The duty, a violation of which is claimed to be negligence in the respect in question, is to exercise
reasonable care and prudence. Where reasonable care is employed in doing an act not itself illegal
or inherently likely to produce damage to others, there will be no liability, although damage in fact
ensues. (Milwaukee Ry. Co. vs. Arms, 91 U. S., 489; Parrott vs. Wells, 15 Wall., 524;
Brown vs. Kendall, 6 Cushing, 292; Jackson Architectural Iron Works vs.Hurlbut, 158 N. Y., 34
Westerfield vs. Levis, 43 La. An., 63; Niosi vs. Empire Steam Laundry, 117 Cal., 257.)
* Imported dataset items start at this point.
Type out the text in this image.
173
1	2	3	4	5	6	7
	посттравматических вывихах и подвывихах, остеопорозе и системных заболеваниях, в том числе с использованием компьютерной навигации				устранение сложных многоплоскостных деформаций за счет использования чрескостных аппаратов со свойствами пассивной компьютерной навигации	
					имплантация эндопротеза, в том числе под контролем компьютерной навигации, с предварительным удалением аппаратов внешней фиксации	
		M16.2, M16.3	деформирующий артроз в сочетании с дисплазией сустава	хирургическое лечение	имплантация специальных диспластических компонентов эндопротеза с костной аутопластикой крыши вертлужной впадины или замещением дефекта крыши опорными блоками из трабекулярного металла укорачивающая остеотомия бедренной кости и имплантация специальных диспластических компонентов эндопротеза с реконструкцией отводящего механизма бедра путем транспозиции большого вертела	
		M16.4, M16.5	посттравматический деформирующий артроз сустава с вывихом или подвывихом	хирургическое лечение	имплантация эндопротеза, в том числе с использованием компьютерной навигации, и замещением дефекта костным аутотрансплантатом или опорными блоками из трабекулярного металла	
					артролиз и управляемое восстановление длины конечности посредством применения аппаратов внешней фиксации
The act of defendant's driver in leaving the horses in the manner proved was not unreasonable or
imprudent. Acts the performance of which has not proved destructive or injurious and which have,
therefore, been acquiesced in by society for so long a time that they have ripened into custom, can
not be held to be themselves unreasonable or imprudent. Indeed the very reason why they have
been permitted by society is that they beneficial rather than prejudicial. Accidents sometimes
itc-alf

happen and injuries result from the most ordinary acts of life. But such are not their natural or
customary results. To hold that, because such an act once resulted in accident or injury, the actor is
necessarily negligent, is to go far. The fact that the doctrine of res ipsa loquitur is sometimes
successfully invoked in such a case, does not in any sense militate against the reasoning presented.
That maxim at most only creates aprima facie case, and that only in the absence of proof of the
circumstances under which the act complained of was performed. It is something invoked in favor of
the plaintiff before defendant's case showing the conditions and circumstances under which the
injury occurred, the creative reason for the doctrine of res ipsa loquitur disappears. This is
demonstrated by the case of Inland and Seaboard Costing Co. vs. Tolson (139 U.S., 551), where the
court said (p. 554):

. . . The whole effect of the instruction in question, as applied to the case before the jury, was
that if the steamboat, on a calm day and in smooth water, was thrown with such force
against a wharf properly built, as to tear up some of the planks of the flooring, this would
be prima facie evidence of negligence on the part of the defendant's agent in making the
landing, unless upon the whole evidence in the case this prima facie evidence was rebutted.
As such damage to a wharf is not ordinarily done by a steamboat under control of her
officers and carefully managed by them, evidence that such damage was done in this case
was prima facie, and, if unexplained, sufficient evidence of negligence on their part, and the
jury might properly be so instructed.

There was presented in this case, and by the plaintiffs themselves, not only the fact of the runway
and the accident resulting therefrom, but also the conditions under which the runaway occurred.
Those conditions showing of themselves that the defendant's cochero was not negligent in the
management of the horse, the prima facie case in plaintiffs' favor, if any, was destroyed as soon as
made.

It is a matter of common knowledge as well as proof that it is the universal practice of merchants to
deliver merchandise of the kind of that being delivered at the time of the injury, in the manner in
which that was then being delivered; and that it is the universal practice to leave the horses in the
manner in which they were left at the time of the accident. This is the custom in all cities. It has not
been productive of accidents or injuries. The public, finding itself unprejudiced by such practice, has
acquiesced for years without objection. Ought the public now, through the courts, without prior
objection or notice, to be permitted to reverse the practice of decades and thereby make culpable
and guilty one who had every reason and assurance to believe that he was acting under the
sanction of the strongest of all civil forces, the custom of a people? We think not.
The judgement is reversed, without special finding as to costs. So ordered.

Arellano, C. J., Mapa, Johnson, Carson and Trent, JJ., concur.

Separate Opinions

TORRES, J., dissenting:

I am of the opinion that the judgment should be affirmed.